Genomic profiling of paired leukemic samples of four Black AYA patients taken at diagnosis and relapse suggested the original dominant leukemic clone persists during treatment with conventional cytotoxic chemotherapy. Measured residual disease detection of NPM1 mutations in patients who had these mutations at the time of morphologic complete remission supported this observation.

“From my very first research training I was drilled the importance of ‘knowing your assumptions,’” Larkin told Healio. “To me, the most compelling aspect of our work is to shine a light on the assumptions we make, as physicians who treat AML, that may be incorrect — namely that we can apply one prognostic score to all patients or expect that genetic mutations alone will predict disease behavior, which is the same in patients regardless of age or ancestry.

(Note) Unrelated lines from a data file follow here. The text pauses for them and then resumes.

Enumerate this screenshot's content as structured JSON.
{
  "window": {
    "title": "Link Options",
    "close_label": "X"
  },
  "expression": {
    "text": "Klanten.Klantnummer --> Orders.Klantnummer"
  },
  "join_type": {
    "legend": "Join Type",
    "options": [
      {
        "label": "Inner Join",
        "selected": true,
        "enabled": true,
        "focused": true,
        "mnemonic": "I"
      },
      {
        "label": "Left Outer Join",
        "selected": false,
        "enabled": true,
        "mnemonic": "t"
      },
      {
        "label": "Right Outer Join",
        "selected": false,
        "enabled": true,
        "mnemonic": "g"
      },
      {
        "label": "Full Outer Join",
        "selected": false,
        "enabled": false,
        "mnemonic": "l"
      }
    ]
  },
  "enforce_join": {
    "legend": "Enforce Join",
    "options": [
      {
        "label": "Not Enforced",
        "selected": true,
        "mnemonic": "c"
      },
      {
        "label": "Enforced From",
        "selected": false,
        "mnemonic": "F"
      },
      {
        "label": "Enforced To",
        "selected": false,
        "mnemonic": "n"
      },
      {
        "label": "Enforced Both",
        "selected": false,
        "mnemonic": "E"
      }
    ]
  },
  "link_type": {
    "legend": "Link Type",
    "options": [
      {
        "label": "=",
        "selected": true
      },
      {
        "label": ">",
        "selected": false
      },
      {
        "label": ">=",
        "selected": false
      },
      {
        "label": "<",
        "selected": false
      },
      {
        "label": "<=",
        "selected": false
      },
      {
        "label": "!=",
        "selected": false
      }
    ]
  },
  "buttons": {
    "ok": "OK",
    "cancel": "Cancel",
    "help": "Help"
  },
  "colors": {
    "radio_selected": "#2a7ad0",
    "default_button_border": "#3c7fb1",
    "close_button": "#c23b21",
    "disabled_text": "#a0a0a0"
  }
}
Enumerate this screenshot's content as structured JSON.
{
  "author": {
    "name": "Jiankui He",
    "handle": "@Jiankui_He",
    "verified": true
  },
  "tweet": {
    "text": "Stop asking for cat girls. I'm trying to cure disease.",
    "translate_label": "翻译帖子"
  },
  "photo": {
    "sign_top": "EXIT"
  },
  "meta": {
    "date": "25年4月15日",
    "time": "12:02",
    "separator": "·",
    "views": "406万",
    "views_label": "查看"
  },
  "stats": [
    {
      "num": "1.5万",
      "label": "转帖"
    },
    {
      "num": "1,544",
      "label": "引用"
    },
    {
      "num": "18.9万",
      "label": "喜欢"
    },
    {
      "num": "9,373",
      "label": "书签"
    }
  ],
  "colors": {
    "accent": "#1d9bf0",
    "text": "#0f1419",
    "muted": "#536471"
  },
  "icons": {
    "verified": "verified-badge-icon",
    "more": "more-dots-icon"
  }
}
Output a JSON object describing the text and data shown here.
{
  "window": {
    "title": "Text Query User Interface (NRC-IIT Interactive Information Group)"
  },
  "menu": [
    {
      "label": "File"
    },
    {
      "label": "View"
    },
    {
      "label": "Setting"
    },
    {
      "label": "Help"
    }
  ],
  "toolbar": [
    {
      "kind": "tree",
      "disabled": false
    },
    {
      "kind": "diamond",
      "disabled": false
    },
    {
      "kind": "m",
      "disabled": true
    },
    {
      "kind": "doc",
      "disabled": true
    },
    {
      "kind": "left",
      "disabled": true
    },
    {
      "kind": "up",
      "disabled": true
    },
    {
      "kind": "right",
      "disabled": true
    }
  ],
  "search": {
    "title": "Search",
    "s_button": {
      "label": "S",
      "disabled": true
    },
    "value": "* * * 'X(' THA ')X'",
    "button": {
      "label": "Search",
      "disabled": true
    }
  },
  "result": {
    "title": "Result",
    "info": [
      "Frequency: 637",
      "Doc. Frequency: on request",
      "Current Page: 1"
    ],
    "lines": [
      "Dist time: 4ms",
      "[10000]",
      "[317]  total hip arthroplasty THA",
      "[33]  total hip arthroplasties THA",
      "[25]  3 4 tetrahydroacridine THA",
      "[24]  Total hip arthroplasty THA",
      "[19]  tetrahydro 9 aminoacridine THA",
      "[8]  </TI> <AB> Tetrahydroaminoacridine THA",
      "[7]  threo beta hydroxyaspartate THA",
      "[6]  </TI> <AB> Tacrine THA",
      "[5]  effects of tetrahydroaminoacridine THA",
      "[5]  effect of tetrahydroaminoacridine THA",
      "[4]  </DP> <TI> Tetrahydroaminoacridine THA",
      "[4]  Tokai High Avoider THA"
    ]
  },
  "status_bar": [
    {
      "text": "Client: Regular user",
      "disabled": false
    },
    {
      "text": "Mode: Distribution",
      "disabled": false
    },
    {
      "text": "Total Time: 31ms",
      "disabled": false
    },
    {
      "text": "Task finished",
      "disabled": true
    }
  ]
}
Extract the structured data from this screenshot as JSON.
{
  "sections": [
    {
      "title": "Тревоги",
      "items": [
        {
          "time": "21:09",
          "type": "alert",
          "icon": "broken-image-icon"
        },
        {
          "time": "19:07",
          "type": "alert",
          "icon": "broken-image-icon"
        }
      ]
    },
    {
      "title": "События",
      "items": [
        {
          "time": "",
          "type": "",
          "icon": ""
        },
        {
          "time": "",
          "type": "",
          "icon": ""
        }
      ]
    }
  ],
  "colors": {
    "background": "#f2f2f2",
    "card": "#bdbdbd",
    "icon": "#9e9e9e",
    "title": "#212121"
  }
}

“Much of our knowledge of this already-heterogenous disease is based heavily on studies that have not included adequate representation of racial groups to necessarily be generalizable,” she added. “With our data, we now have the imperative to look much more closely, in particular at young Black AML patients, with regard to not only disease biology, but all aspects of treatment and response, including pharmacodynamics and minimal residual disease, but also social determinants of health and access, as well as clinical and biobanking trial enrollment.”